Sebuah erangan yang terdengar juga tidak sampai membangunkan si pirang dari tidurnya.

Sosok itu mencoba duduk bersandar, lalu mengerjapkan mata beberapa kali sebelum menjatuhkan heterocomnya pada makhluk pirang yang terlelap di sampingnya.

Untuk pertama kalinya, sepasang dwiwarna itu terkesima. Sosok si pirang, entah bagaimana mampu membuat iris matanya terpaku. Dan hal itu sama sekali tidak terduga olehnya.

Akashi Seijuurou menarik kedua garis matanya. Ia meringis saat mencoba menggerakkan tangannya. Lalu manik heterokromic-nya menatap sebuah perban yang melilit pergelangan tangannya. Garis tipis terukir di sudut bibirnya kemudian. Ia tahu siapa yang melakukannya. Tidak lain adalah sosok pirang yang tengah terlelap begitu damai dengan posisi yang Seijuurou yakini akan membuat tubuh si pirang sakit-sakit. Ia juga tidak menyangka bahwa saat ini ia terbangun sebagai Sei, bukan Akashi pemilik tubuh asli. Hingga kemudian ingatannya kembali pada kejadian beberapa waktu lalu.

Seijuurou sama sekali tidak menyangka jika Haizaki Shogo akan menyewa pembunuh bayaran untuk menghabisinya. Laki-laki itu benar-benar tidak bisa di kendalikan. Setelah Ia memecatnya dari perusahaan Akashi, Haizaki sepertinya bertekat ingin melenyapkan Sei, atau mungkin lebih tepatnya Akashi Seijuurou. Pria bersurai abu-abu itu tidak berhenti menebar terror serta mencelakai Akashi.

Sampai akhirnya Sei memutuskan akan mengambil alih tubuh Akashi setiap ada bahaya yang datang.

Seperti malam kemarin, orang-orang suruhan Haizaki bahkan berani menembakkan pistol padanya. Tapi sayangnya, bukan Akashi Seijuurou jika tidak bisa lolos dari hal semacam itu. Tapi tetap saja luka-luka di dapatnya dari perkelahian waktu itu. Lalu disinilah Sei berakhir. Di dalam sebuah ruangan yang di penuhi aroma menenangkan dan di temani sesosok makhluk pirang yang begitu menawan.

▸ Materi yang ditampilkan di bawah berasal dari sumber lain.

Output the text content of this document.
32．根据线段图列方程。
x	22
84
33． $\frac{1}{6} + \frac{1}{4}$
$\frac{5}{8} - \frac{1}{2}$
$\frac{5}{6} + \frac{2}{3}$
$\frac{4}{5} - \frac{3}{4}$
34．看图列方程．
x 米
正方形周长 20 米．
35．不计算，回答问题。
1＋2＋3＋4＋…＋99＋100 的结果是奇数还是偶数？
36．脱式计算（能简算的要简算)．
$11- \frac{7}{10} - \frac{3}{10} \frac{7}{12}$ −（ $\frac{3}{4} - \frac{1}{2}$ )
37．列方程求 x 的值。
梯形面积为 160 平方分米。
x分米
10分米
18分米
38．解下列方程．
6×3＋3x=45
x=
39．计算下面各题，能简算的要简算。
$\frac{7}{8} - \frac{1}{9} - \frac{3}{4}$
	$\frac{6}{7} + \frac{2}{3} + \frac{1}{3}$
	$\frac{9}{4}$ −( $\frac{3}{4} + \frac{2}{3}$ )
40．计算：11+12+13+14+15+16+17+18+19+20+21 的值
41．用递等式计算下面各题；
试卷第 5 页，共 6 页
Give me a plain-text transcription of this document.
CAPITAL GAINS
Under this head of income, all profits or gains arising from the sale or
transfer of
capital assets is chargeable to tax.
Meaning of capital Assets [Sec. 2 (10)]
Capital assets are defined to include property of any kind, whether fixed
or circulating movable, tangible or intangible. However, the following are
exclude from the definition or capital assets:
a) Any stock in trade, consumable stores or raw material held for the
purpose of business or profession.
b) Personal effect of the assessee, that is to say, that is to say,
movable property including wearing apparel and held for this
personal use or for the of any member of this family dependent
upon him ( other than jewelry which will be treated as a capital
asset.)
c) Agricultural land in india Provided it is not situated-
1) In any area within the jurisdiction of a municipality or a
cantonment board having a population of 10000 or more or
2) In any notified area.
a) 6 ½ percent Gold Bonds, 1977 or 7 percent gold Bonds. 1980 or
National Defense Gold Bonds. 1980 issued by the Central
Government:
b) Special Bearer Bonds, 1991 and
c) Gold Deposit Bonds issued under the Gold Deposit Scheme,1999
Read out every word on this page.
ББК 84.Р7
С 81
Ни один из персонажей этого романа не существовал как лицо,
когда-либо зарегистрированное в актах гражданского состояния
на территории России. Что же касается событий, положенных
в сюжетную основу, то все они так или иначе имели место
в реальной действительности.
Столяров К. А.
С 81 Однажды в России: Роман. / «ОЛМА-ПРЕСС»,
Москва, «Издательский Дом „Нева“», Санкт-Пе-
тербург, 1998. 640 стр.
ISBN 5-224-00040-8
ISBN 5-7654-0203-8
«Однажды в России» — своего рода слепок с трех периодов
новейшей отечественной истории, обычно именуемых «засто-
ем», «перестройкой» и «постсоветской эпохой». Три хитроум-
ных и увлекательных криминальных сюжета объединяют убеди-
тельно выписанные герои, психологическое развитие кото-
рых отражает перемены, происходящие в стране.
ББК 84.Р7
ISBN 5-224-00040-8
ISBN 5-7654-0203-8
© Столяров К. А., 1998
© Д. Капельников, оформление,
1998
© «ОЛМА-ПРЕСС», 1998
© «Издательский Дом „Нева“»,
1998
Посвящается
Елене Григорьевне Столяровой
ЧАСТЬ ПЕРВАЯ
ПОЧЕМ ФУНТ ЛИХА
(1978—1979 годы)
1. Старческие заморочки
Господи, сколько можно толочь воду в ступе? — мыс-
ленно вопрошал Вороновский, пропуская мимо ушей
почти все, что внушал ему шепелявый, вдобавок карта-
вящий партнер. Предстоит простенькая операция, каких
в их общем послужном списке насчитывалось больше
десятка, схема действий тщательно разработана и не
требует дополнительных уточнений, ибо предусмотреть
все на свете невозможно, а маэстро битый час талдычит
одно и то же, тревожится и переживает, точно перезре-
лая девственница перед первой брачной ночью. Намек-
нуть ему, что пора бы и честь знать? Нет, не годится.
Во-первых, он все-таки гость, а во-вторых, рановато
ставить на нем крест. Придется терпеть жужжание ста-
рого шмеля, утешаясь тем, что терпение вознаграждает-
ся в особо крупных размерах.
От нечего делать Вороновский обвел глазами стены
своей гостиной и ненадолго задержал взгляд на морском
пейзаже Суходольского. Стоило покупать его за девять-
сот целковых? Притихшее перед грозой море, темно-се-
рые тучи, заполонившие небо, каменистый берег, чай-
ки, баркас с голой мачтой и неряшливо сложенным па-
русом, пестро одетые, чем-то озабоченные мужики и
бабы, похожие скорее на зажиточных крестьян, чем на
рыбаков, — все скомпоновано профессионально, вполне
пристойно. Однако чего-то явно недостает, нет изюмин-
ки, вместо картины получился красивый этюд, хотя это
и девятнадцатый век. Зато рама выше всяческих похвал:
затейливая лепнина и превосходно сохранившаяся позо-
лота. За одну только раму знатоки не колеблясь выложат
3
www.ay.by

Sebenarnya, Sei ingin berlama-lama berada di dalam kamar itu, mengamati si pirang yang terlelap atau mungkin menunggunya terjaga dan bangun dari tidurnya. Tetapi manik heterokomicnya menajam seketika saat tanpa sengaja di lihatnya jam yang bertengger di atas nackhas.

Jika dalam waktu setengah jam ia tidak kembali ke perusahaan, hal fatal pasti akan terjadi.

Haizaki sebelumnya merencanakan akan meledakkan apapun milik keluarga Akashi. Sebegitu bencikan orang itu pada Akashi Sejuurou?

Tsk!

Tidak semudah itu menantang apalagi melenyapkan seorang Akashi Seijuurou. Seharusnya Haizaki menyadari kesalahan fatalnya.

Sei bangkit dan sepasang heterokomnya melihat sekelilingnya. Tatapannya lantas jatuh pada sebuah bingkai foto di atas nackhas. Ia meraih bingkai foto itu dan membawanya sebelum benar-benar pergi meninggalkan ruangan kamar dan si pirang yang menarik.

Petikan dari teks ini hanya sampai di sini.